Menegaskan bahwa gadget yang digunakan adalah pinjaman dari orangtua dengan batas waktu. “Gadget ini mama pinjamkan ya jadi adek harus menjaga selama dipakai” pesan saya pada Luigi. Jika ada perlu sewaktu-waltu maka harus diserahkan kepada pemilik. Karena statusnya meminjam maka harus sesuai tujuan untuk belajar.  

 

Berapa Lama Bercengkerama dengan Internet?
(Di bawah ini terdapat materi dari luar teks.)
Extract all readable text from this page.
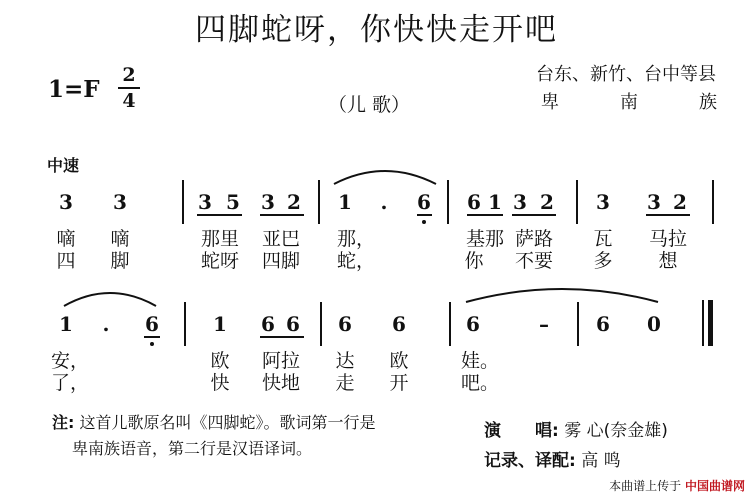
四脚蛇呀，你快快走开吧
1=F
2
4	（儿 歌）
台东、新竹、台中等县
卑	南	族
中速
3 3	3 5 3 2 1 . 6 6 1 3 2 3 3 2
嘀 嘀	那里 亚巴 那，	基那 萨路 瓦 马拉
四 脚	蛇呀 四脚 蛇，	你 不要 多 想
1 . 6	1 6 6 6 6	6	– 6 0
安，	欧 阿拉 达 欧	娃。
了，	快 快地 走 开	吧。
注: 这首儿歌原名叫《四脚蛇》。歌词第一行是
卑南族语音，第二行是汉语译词。
演　　唱: 雾 心(奈金雄)
记录、译配: 高 鸣
本曲谱上传于 中国曲谱网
Rekomendasi penggunaan media bagi anak-anak dari American Academy of Pediatric (AAP) 2019 menyarankan :

 

Anak di bawah 18 bulan

Menghindari media layar elektronik kecuali untuk video-call

 

Anak-anak usia 18-24 bulan

orangtua perlu memilihkan tayangannya. Pilihlah tayangan yang memiliki kualitas nilai atau edukasi yang baik dan tonton bersama anak-anak. Bantu anak mengerti tontonannya dan aplikasinya pada dunia nyata.

 

Anak usia 2-5 tahun

membatasi waktu total penggunaan layar eletronik (gadget, TV, tablet) hingga 1 jam per hari. Bisa dipecah misalnya per 10 atau 15 menit.

 

Anak-anak usia 6 tahun keatas

tetapkan batasan yang konsisten pada waktu yang dihabiskan (kapan saja). Media (via apa : laptop, ponsel, tablet dan lain-lain) dan jenis media (YouTube, google dan lainnya).

 

Menentukan Kesepakatan Saat Menggunakan Gawai

👉  Tidak boleh mengunduh gim atau menyimpan video tanpa persetujuan Mama.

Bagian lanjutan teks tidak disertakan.